December 26, 2004

too far

When I woke up this morning at 5:40 to the insistent chirrup of a tiny alarm clock in the guest room, I wondered if my mother was already gone. But no, she was just in the living room, preparing to leave. She and I reached the guest room and the off switch at the same time. Time for a (very) early morning hug, the last hug, the hug to last. Right now, as I write, she's on a plane somewhere over North America. It's probably past sunset there even though it's still light here. Right now, as you read, she's probably already landed. Already home. Her home, not mine. Four thousand miles away, give or take. Too far.

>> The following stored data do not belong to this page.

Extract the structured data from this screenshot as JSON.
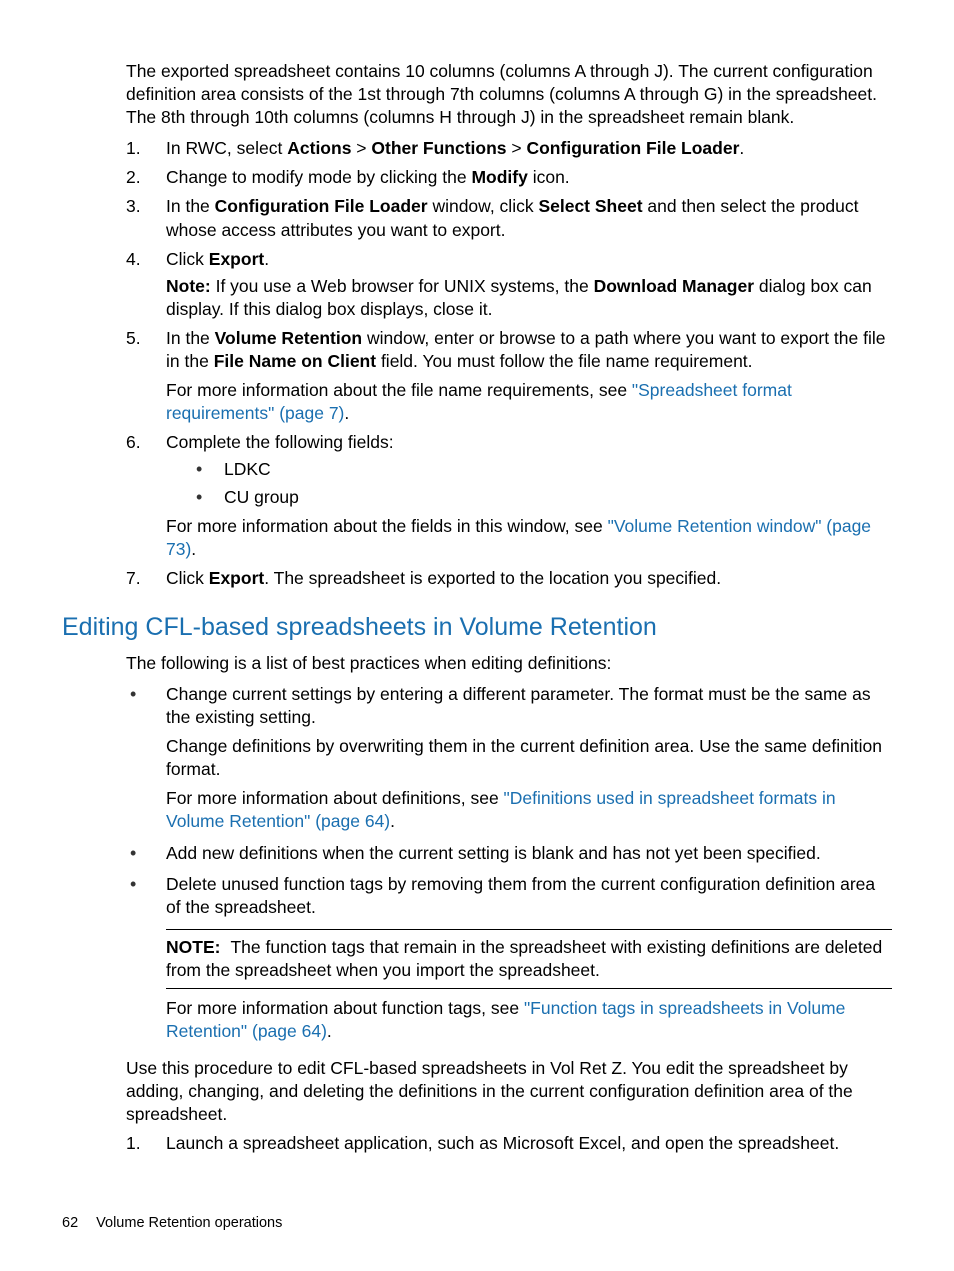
{
  "intro": "The exported spreadsheet contains 10 columns (columns A through J). The current configuration definition area consists of the 1st through 7th columns (columns A through G) in the spreadsheet. The 8th through 10th columns (columns H through J) in the spreadsheet remain blank.",
  "steps": {
    "s1": {
      "n": "1.",
      "pre": "In RWC, select ",
      "b1": "Actions",
      "sep1": " > ",
      "b2": "Other Functions",
      "sep2": " > ",
      "b3": "Configuration File Loader",
      "post": "."
    },
    "s2": {
      "n": "2.",
      "pre": "Change to modify mode by clicking the ",
      "b1": "Modify",
      "post": " icon."
    },
    "s3": {
      "n": "3.",
      "pre": "In the ",
      "b1": "Configuration File Loader",
      "mid": " window, click ",
      "b2": "Select Sheet",
      "post": " and then select the product whose access attributes you want to export."
    },
    "s4": {
      "n": "4.",
      "pre": "Click ",
      "b1": "Export",
      "post": ".",
      "note_label": "Note:",
      "note_pre": " If you use a Web browser for UNIX systems, the ",
      "note_b": "Download Manager",
      "note_post": " dialog box can display. If this dialog box displays, close it."
    },
    "s5": {
      "n": "5.",
      "pre": "In the ",
      "b1": "Volume Retention",
      "mid": " window, enter or browse to a path where you want to export the file in the ",
      "b2": "File Name on Client",
      "post": " field. You must follow the file name requirement.",
      "sub_pre": "For more information about the file name requirements, see ",
      "sub_link": "\"Spreadsheet format requirements\" (page 7)",
      "sub_post": "."
    },
    "s6": {
      "n": "6.",
      "text": "Complete the following fields:",
      "bul1": "LDKC",
      "bul2": "CU group",
      "sub_pre": "For more information about the fields in this window, see ",
      "sub_link": "\"Volume Retention window\" (page 73)",
      "sub_post": "."
    },
    "s7": {
      "n": "7.",
      "pre": "Click ",
      "b1": "Export",
      "post": ". The spreadsheet is exported to the location you specified."
    }
  },
  "heading": "Editing CFL-based spreadsheets in Volume Retention",
  "list_intro": "The following is a list of best practices when editing definitions:",
  "bullets": {
    "b1": {
      "p1": "Change current settings by entering a different parameter. The format must be the same as the existing setting.",
      "p2": "Change definitions by overwriting them in the current definition area. Use the same definition format.",
      "p3_pre": "For more information about definitions, see ",
      "p3_link": "\"Definitions used in spreadsheet formats in Volume Retention\" (page 64)",
      "p3_post": "."
    },
    "b2": {
      "text": "Add new definitions when the current setting is blank and has not yet been specified."
    },
    "b3": {
      "p1": "Delete unused function tags by removing them from the current configuration definition area of the spreadsheet.",
      "note_label": "NOTE:",
      "note_text": "The function tags that remain in the spreadsheet with existing definitions are deleted from the spreadsheet when you import the spreadsheet.",
      "p2_pre": "For more information about function tags, see ",
      "p2_link": "\"Function tags in spreadsheets in Volume Retention\" (page 64)",
      "p2_post": "."
    }
  },
  "outro": "Use this procedure to edit CFL-based spreadsheets in Vol Ret Z. You edit the spreadsheet by adding, changing, and deleting the definitions in the current configuration definition area of the spreadsheet.",
  "steps2": {
    "s1": {
      "n": "1.",
      "text": "Launch a spreadsheet application, such as Microsoft Excel, and open the spreadsheet."
    }
  },
  "footer": {
    "page": "62",
    "title": "Volume Retention operations"
  }
}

When Dan and I first moved out here, we were in our twenties. Distance seemed easy. Hop on a plane every year, wave to the folks back home, settle in your new abode. When you're in your twenties, just out of college, your sense of place is like everything else in your life: fluid and still unknown. And maybe, too, it's nice to be far from family. You can redefine yourself without them. It becomes a way of staking out your own turf, literally as well as emotionally. But I'm not in my twenties. And I don't like this. Not at all. I want community. Community can mean close friends, of course it can. But that's been hard in this city too, a discussion for another time. I do, finally, have people I care about here, though it took forever and a day. But it's still not the same. Nobody here changed my diaper, you know? Nobody knows what my family's apartment on the Upper West Side looked like except from my second hand descriptions. Nobody knew me the first time I fell in love, or helped me pick up the pieces the first time a boy broke my heart. Dan and Damian are my only family here, unless you count a few step uncles and second cousins once removed who we hardly ever see; even though we like them, we're not entangled in each other's lives.

I miss family. I miss a true sense of community and connection and that intimate knowledge of each other. I don’t long to move back to New York the way I did, but I do want to move east. Move closer. Be a car ride away instead of a long plane flight.

I miss my mom. I'm glad we got that last hug in, though. One more for the road.